En 2009, l’ONU a décrété, par consensus, le 29 août « Journée internationale contre les essais nucléaires« , rappelant que « l’arrêt des essais nucléaires est l’un des principaux moyens d’atteindre l’objectif d’un monde sans armes nucléaires » (résolution 64/35). Cette journée existe pour que nous ne ménagions aucun effort afin d’éviter toute nouvelle utilisation de ces armes de destruction massive, devenues hors-la-loi depuis le 7 juillet 2017, suite à l’adoption par l’ONU du traité d’interdiction des armes nucléaires avec 122 voix pour, 1 contre et 1 abstention.
Par Patrice Bouveret, membre du Comité d’Animation d’ICAN France et Directeur de l’Observatoire des Armements
La journée internationale contre les essais nucléaires s’inscrit en soutien du Traité d’interdiction complète des essais nucléaires (TICE), adopté en 1996, devenu une norme universellement acceptée, même s’il n’est toujours pas entré en vigueur du fait de l’absence de ratification par certains États déterminants dans ce domaine (la Chine, la Corée du Nord, l’Égypte, les États-Unis, l’Inde, l’Iran, Israël, et le Pakistan).
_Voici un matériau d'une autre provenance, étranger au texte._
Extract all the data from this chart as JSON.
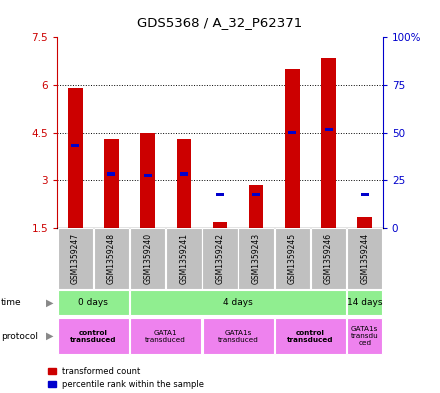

Elle vise à « mobiliser les États membres de l’ONU, les organisations intergouvernementales et non gouvernementales, les milieux universitaires, les réseaux de jeunes et les médias vers l’édification d’un monde plus sûr » et de manifester notre solidarité avec toutes les victimes des plus de 2 000 essais nucléaires réalisés dans le monde, dont 210 par la France dans le Sahara et en Polynésie.
Suite à la réprobation internationale unanime contre la reprise des essais décidée par Jacques Chirac en 1995, alors nouvellement élu président de la République, la France a mis un terme définitif en 1996 à la réalisation d’explosions nucléaires grandeur nature et elle a ratifié en 1998 le TICE tout en développant un programme dit de simulation pour poursuivre la modernisation de son arsenal.
Blocage du processus d’indemnisation des victimes en France
Suite à l’action des associations de victimes des essais nucléaires et de leur soutien, les parlementaires ont modifié en février 2017 la loi Morin d’indemnisation en supprimant la notion de « risques négligeables » qui entraînait le rejet de plus de 90 % des dossiers déposés. Mais, le 18 juillet, quasiment tous les membres du Comité d’indemnisation des victimes des essais nucléaires (Civen) ont démissionné suite à la modification de la loi qui les prive désormais de toute expertise scientifique sur les dossiers d’indemnisation. Résultat : alors qu’une avancée avait été obtenue, le système d’indemnisation se retrouve à nouveau bloqué, aucuns nouveaux dossiers ne pouvant être examinés par le Civen. Plus de 20 ans après la fin des essais, les victimes de ces essais se trouvent toujours privées de reconnaissance pour les conséquences subies du fait des essais nucléaires.
La France non seulement s’oppose à la démocratie internationale en manifestant son refus de signer le traité d’interdiction des armes nucléaires, mais elle refuse aussi vérité et justice pour les populations et les personnels affectés par les conséquences de sa politique nucléaire.
Il serait temps pour nos dirigeants de faire correspondre les valeurs universelles qu’ils affirment en signant et en ratifiant ce traité comme la première étape vers l’élimination des armes nucléaires et en indemnisant les victimes des essais nucléaires français.